If 2013 was King's year - when you couldn't walk through a train carriage without seeing half the commuters busily tapping away at mobile phenomenon Candy Crush Saga - then 2014's been the year when the dream has perhaps soured slightly, a swell of controversies ensuring the Swedish developer has never been far from the headlines.
Over the past few months King has become - thanks to some aggressive trademark protection as well as a general disdain for free-to-play gaming from several quarters - the pantomime villains of the industry. "It got like that pretty fast," King's 'games guru' Tommy Palm tells us on a makeshift farm constructed outside Canary Wharf station to promote Farm Heroes Saga, one of the developer's several successful properties. "It's not the case, of course. We have a lot of really talented people who have worked with games for a really long time. I think we saw it for what it was, and continued doing what we do well."
What King does well - and what it's been doing, to a good level of success, for over a decade - is make the kind of sticky, addictive casual game that consumes commutes, evenings and entire weekends. Candy Crush Saga wasn't the first, but it has certainly been the most successful. "It's the game I've played and enjoyed most over the last 12 months," wrote Ellie Gibson last December as she named it her game of 2013. "Maybe it's not yours," she continued. "But I'm OK with that."

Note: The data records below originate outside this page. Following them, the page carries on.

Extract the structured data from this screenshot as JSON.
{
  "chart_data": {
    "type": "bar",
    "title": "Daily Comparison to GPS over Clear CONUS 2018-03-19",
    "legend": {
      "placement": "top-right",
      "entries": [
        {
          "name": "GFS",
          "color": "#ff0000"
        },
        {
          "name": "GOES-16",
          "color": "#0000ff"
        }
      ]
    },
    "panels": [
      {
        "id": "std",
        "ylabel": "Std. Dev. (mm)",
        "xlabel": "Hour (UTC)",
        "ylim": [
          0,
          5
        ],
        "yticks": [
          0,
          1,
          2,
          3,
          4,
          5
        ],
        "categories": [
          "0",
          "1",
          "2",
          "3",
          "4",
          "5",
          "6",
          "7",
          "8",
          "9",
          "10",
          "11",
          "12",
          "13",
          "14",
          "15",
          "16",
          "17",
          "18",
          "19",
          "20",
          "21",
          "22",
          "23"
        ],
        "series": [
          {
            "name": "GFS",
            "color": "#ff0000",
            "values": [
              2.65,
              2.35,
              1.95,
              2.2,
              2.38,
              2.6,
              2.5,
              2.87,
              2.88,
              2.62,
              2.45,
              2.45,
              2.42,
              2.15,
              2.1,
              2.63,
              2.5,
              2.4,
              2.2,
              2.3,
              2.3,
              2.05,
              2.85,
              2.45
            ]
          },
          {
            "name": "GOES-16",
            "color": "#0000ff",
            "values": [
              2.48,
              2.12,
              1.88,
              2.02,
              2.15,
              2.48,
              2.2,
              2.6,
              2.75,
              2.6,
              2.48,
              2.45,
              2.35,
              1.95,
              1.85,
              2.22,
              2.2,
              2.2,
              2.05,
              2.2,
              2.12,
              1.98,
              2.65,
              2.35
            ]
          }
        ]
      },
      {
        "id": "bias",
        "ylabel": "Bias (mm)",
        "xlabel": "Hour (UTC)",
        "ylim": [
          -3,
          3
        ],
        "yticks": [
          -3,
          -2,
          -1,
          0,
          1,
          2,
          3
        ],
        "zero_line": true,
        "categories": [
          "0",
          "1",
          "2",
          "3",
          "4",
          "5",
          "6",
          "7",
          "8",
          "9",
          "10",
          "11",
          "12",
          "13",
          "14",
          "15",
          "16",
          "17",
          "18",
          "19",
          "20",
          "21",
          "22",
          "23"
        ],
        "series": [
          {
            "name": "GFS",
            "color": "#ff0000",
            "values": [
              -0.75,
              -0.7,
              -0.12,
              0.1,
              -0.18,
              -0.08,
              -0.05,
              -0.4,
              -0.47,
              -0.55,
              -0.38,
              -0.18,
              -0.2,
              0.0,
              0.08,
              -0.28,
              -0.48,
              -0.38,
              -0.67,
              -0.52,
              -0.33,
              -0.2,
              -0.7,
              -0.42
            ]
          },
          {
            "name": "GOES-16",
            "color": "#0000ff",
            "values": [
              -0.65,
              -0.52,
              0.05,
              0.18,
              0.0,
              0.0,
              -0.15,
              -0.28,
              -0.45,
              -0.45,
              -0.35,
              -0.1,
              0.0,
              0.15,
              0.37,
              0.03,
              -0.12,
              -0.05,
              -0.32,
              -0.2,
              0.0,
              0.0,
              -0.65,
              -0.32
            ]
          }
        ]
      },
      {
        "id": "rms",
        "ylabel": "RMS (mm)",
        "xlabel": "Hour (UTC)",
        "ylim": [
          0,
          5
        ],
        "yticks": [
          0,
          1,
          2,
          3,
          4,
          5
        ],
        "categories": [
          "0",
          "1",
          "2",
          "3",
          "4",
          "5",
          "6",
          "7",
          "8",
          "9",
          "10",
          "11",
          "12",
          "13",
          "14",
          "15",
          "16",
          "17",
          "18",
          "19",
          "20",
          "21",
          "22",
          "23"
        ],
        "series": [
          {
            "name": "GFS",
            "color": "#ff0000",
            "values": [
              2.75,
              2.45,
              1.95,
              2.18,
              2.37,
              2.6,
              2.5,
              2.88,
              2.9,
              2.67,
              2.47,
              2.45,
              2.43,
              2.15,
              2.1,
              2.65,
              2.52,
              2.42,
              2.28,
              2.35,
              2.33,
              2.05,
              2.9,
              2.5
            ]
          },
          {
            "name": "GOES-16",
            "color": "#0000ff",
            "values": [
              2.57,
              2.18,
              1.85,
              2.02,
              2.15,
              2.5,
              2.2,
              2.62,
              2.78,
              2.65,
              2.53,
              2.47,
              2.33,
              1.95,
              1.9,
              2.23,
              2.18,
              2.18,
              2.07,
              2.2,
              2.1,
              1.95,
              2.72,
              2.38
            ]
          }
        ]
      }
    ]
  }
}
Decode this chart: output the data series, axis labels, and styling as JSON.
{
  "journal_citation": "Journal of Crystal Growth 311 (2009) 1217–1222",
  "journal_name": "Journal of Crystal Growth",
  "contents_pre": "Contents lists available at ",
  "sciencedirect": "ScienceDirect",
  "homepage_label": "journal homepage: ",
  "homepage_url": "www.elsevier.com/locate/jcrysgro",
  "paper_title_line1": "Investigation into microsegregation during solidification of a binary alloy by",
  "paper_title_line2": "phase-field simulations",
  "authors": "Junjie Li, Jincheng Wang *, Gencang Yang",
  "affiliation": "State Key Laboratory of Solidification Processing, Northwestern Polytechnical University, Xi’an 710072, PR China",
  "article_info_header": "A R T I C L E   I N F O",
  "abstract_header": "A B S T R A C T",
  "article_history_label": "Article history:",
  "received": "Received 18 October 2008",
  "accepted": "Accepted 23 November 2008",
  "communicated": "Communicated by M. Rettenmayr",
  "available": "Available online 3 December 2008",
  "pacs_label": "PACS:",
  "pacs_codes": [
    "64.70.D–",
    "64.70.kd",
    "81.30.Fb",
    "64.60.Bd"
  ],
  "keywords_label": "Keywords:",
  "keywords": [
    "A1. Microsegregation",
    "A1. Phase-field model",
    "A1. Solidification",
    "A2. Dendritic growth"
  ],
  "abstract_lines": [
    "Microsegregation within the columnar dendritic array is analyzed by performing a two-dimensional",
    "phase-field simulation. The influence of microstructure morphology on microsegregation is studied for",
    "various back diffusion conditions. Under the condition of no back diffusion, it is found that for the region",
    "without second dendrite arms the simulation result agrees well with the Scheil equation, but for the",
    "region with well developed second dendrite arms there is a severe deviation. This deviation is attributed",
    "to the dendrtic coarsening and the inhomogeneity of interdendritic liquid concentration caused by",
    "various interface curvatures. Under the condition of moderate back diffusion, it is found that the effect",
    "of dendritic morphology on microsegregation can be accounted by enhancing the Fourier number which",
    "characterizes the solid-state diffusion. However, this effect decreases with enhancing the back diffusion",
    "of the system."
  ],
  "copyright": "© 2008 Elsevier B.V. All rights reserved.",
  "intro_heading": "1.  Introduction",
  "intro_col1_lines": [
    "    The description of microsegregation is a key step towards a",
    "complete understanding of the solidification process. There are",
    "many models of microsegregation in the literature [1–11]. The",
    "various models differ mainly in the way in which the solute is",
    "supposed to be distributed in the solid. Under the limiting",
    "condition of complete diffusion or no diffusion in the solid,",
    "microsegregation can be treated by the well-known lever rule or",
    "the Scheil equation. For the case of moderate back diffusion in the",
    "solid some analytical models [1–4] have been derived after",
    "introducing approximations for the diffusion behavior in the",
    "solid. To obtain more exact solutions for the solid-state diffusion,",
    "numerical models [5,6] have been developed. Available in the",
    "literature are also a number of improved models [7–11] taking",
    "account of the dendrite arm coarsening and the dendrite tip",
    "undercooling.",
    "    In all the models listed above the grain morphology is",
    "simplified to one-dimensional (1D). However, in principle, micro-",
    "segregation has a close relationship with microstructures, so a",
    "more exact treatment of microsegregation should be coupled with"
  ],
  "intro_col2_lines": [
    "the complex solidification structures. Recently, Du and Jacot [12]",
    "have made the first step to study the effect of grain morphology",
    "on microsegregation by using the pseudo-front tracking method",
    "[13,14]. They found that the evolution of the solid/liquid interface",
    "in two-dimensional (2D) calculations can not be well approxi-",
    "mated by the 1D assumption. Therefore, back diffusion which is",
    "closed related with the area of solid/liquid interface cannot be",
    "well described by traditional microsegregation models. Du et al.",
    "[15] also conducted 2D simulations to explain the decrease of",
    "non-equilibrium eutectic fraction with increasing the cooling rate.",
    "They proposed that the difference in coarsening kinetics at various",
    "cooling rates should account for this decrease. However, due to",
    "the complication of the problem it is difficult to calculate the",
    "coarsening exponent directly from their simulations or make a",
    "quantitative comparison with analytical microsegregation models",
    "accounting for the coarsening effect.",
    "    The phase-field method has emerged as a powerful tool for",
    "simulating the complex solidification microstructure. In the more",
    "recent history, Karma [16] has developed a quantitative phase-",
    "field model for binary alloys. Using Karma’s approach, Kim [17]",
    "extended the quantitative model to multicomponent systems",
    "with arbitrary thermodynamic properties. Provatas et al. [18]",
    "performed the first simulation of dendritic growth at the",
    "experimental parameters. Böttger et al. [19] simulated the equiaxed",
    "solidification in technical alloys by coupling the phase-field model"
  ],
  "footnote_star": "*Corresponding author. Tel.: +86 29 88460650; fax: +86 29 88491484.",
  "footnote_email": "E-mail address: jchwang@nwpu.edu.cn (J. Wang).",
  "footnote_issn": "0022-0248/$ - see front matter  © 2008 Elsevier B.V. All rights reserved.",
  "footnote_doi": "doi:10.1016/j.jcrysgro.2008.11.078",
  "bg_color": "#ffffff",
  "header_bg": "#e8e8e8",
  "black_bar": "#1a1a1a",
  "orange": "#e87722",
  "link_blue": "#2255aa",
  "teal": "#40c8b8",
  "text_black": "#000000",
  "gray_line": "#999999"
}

"When we released Candy Crush for mobile, in November 2012, it was the moment we realised," says Palm of the Candy Crush Saga phenomenon. "We had an internal bet for the numbers of the first weekend when we released the mobile version of Candy Crush. And even though I aimed high, and didn't want to be the pessimist, I was ten times under the real number. Then I realised this was going to be really big. But still we had no idea that it was going to take the proportion that it did. We celebrated half a billion downloads, which is a number I didn't think was possible five years ago."
Yet for all of King's successes, in recent months the story's been dominated by its protection of its trademarks, with its attempts to trademark the words 'Candy' and 'Saga' leading into some high-profile run-ins. King's CEO, Riccardo Zacconi, already laid out the company line in an open letter on the company's website, and it's one that Palm understandably doesn't sway from. "It's often quite difficult to understand the logic behind it, because you have to have some understanding of law, which is very boring for most people," Palm says in defence of King's actions. "I think if you look into the details, you'll see that there's nothing strange going on - it's not that you can't say the word 'candy' - people tend to not look at the whole picture. We have a policy of protect, and also respect other people's work."
Even away from the trademark pursuits, there's been a shortage of goodwill towards King from a more core audience - one that's sceptical not just about the mechanics of games like Candy Crush Saga, but also towards the free-to-play business model that's behind it. Is that ever going to go away? "I think the free-to-play trend is here to stay, and you see a lot of the traditional companies coming over to that as well," says Palm. "A good current example is Blizzard's Hearthstone, which I don't think many people are complaining about. It's a good example of a company finding a good balance. The microtransaction is a better way of charging for games, where you don't have to pay up-front and as a developer you get sustainable revenues along the line so you can continue developing the title. It's better for everybody. That's just a change that's going to come - we'll hear a lot of loud voices on the forum about it, but at the end of the day it's going to continue to bring great games to the players."
So after all the noise of the last few months, what's it going to take for King to be embraced by the core? "A lot of the people internally are hardcore gamers, traditionally, and I think that many hardcore gamers enjoy the fact that their mothers or their girlfriend or people around them are starting to play this game," says Palm. "Long-term, they're going to see that we're really a nice company that's very passionate about what it's doing. We're not evil villains building an empire. We're just trying to make fantastic games for the casual audience."